Depending on the testing culture in the team and your own appetite for well defined executable specifications you may find mutation testing leaves you with more questions than you are willing to take on. You only have so much time and so need to find a way to plug any holes in the most effective way you can. Ideally you’ll follow the Boy Scout Rule and at least leave the codebase in a better state than you found it, even if that isn’t entirely to your own satisfaction.

The main thing I get out of using mutation testing is a better understanding of what it means to write good tests. Seeing how breaks are detected and reasoned about from the resulting evidence gives you a different perspective on how to express your intent. My tests definitely aren’t perfect but by purposefully breaking code up front you get a better feel for how to write less brittle tests than you might by using TDD alone.

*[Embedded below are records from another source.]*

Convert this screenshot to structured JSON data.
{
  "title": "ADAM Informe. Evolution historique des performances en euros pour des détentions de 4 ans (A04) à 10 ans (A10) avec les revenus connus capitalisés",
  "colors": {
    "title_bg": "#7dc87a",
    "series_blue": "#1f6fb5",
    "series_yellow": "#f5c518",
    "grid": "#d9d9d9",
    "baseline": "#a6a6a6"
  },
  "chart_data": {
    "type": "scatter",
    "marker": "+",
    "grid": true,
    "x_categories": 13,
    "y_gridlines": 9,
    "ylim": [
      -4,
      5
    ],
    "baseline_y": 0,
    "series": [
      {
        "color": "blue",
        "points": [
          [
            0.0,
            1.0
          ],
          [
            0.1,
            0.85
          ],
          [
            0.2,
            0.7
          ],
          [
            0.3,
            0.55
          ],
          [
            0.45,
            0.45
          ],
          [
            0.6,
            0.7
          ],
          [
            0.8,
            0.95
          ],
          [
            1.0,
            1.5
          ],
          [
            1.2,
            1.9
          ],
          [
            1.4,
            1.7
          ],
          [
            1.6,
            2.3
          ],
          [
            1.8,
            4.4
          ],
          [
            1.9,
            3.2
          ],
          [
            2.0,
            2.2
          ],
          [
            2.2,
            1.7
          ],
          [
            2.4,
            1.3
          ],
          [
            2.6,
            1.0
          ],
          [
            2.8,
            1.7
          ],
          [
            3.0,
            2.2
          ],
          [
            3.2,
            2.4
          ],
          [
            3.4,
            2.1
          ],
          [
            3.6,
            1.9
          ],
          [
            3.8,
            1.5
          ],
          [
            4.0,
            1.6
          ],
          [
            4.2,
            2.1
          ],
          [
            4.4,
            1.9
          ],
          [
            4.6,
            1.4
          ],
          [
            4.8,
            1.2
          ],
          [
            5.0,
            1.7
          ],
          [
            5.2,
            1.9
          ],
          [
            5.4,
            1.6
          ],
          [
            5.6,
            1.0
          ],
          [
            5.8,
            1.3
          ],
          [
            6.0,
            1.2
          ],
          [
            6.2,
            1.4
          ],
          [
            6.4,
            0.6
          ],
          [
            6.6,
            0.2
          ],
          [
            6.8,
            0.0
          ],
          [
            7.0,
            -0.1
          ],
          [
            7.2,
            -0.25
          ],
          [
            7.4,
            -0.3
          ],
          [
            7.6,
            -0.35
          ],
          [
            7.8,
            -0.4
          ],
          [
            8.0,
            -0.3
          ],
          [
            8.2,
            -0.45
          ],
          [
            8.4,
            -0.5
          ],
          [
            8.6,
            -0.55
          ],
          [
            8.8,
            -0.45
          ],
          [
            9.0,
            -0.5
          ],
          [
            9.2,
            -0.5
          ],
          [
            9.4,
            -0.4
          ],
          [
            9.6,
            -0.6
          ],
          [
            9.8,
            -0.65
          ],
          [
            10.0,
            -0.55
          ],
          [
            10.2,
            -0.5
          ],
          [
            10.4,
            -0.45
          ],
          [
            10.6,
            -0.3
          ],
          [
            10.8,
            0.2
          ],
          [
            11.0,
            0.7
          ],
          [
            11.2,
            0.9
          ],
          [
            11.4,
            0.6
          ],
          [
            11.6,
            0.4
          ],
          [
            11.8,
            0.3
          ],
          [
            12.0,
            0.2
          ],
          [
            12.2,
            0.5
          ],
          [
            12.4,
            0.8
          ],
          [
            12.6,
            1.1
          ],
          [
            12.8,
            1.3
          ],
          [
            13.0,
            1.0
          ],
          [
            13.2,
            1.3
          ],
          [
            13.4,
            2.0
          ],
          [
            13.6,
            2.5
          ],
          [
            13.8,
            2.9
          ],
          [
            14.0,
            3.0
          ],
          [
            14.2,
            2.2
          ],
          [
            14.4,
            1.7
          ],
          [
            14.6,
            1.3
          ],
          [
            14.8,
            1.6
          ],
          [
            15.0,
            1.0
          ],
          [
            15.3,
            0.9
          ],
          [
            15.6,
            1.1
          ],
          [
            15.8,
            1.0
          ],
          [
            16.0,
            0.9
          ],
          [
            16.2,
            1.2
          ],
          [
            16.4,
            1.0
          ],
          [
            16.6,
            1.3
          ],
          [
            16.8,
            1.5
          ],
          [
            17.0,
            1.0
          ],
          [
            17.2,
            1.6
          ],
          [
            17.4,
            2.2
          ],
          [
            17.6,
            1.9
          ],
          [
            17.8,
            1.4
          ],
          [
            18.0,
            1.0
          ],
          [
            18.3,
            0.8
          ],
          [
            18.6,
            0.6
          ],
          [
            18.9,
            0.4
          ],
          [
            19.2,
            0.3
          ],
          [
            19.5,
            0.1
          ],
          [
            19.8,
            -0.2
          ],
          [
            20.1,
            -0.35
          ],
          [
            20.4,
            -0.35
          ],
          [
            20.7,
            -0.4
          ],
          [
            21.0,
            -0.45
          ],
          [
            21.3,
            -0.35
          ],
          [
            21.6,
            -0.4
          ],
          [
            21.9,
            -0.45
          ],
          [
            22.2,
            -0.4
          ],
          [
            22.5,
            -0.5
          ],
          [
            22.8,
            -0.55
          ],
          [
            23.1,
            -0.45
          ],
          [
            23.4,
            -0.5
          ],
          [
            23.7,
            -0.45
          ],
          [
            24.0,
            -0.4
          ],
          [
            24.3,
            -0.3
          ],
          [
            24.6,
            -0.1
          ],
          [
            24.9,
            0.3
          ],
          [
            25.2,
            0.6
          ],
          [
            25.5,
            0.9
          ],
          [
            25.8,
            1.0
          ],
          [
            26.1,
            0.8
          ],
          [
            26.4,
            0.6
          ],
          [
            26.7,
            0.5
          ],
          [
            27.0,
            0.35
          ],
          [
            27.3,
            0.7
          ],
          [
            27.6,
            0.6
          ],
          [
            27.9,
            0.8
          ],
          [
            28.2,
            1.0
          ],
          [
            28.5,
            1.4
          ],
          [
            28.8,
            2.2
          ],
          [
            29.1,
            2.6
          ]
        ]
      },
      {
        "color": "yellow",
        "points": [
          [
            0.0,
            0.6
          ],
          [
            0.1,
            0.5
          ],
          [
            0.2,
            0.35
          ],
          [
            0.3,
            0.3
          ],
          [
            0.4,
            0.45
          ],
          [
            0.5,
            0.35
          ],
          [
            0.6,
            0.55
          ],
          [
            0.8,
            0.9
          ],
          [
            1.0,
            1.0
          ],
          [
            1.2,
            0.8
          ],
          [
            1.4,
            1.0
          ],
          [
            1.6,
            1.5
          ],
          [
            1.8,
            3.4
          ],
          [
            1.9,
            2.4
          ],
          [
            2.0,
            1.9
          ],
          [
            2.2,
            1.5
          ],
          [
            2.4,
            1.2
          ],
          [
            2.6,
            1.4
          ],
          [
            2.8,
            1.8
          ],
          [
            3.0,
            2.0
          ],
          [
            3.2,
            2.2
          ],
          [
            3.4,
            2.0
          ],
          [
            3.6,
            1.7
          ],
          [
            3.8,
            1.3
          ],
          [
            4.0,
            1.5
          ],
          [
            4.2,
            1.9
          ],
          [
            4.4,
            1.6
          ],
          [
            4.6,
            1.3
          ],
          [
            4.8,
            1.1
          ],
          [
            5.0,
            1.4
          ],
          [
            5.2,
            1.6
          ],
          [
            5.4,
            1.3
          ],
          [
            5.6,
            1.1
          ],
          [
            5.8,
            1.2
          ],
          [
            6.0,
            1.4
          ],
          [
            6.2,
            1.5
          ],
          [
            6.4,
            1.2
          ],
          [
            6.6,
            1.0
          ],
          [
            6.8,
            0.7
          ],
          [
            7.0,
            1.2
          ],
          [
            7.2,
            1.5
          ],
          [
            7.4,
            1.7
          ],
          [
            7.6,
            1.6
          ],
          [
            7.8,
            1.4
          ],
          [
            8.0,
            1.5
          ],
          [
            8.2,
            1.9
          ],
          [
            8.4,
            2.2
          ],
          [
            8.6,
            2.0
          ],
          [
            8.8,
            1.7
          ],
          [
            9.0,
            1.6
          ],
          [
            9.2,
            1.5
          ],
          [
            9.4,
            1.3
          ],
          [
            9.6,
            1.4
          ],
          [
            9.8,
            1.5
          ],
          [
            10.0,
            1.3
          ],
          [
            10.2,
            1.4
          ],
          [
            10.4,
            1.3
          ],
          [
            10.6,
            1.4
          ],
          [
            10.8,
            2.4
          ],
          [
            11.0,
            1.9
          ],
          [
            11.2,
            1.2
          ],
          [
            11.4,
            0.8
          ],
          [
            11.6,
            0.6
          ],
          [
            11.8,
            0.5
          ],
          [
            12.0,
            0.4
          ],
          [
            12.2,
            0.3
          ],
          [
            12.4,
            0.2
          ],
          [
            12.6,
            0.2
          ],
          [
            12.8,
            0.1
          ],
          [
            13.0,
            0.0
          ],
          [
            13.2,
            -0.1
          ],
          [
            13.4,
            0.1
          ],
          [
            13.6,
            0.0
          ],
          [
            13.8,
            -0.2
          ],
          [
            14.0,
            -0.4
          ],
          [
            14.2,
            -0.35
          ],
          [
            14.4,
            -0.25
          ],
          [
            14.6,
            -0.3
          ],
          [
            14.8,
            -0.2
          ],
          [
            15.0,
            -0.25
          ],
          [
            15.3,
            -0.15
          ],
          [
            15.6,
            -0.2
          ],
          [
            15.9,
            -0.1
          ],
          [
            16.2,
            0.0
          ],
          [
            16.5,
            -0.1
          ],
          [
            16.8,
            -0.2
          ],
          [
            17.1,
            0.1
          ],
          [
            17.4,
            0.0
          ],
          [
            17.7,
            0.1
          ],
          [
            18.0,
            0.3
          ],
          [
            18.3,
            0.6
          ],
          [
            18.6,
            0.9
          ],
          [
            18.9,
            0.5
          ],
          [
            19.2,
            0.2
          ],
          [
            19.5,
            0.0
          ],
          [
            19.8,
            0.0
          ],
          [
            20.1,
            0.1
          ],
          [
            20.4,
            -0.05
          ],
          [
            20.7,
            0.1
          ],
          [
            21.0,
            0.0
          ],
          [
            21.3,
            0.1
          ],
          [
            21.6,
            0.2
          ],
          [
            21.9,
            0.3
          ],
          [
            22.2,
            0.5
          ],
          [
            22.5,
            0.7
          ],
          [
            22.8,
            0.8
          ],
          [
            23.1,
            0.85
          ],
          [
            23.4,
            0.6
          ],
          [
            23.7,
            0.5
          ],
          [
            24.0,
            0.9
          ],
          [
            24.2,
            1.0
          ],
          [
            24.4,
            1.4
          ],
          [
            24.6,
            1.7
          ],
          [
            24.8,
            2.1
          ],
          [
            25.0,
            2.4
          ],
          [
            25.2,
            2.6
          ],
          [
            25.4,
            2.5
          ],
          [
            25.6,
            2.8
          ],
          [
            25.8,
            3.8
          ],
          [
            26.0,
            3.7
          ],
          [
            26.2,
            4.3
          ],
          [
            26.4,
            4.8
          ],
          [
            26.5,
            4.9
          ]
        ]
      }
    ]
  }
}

With TDD you are the author of both the tests and production code and so are highly familiar with both from the start. Making a change to existing code by starting with mutation testing gives you a better orientation of where the existing tests are and how they perform before you write your own first new failing test.

Refactoring Tests

Refactoring is about changing the code without changing the behaviour. This can also apply to tests too in which case mutation testing can provide the technique for which you start by creating failing production code that you “fix” when the test is changed and the bar goes green again. You can then commit the refactored tests before starting on the change you originally intended to make.

 

[1] “In theory there is no difference between theory and practice; in practice there is.” –- Jan L. A. van de Snepscheut.

[2] Just as with techniques like static code analysis you really need to adopt this from the beginning if you want to keep the noise level down and avoid exploring too large a rabbit hole.

[3] How you organise your tests is a subject in its own right but suffice to say that it’s usually easier to find a unit test than an acceptance test that depends on any given behaviour.

[4] The author may have misunderstood the requirement or the requirement was never clear originally and so the the behaviour was left loosely specified in the short term.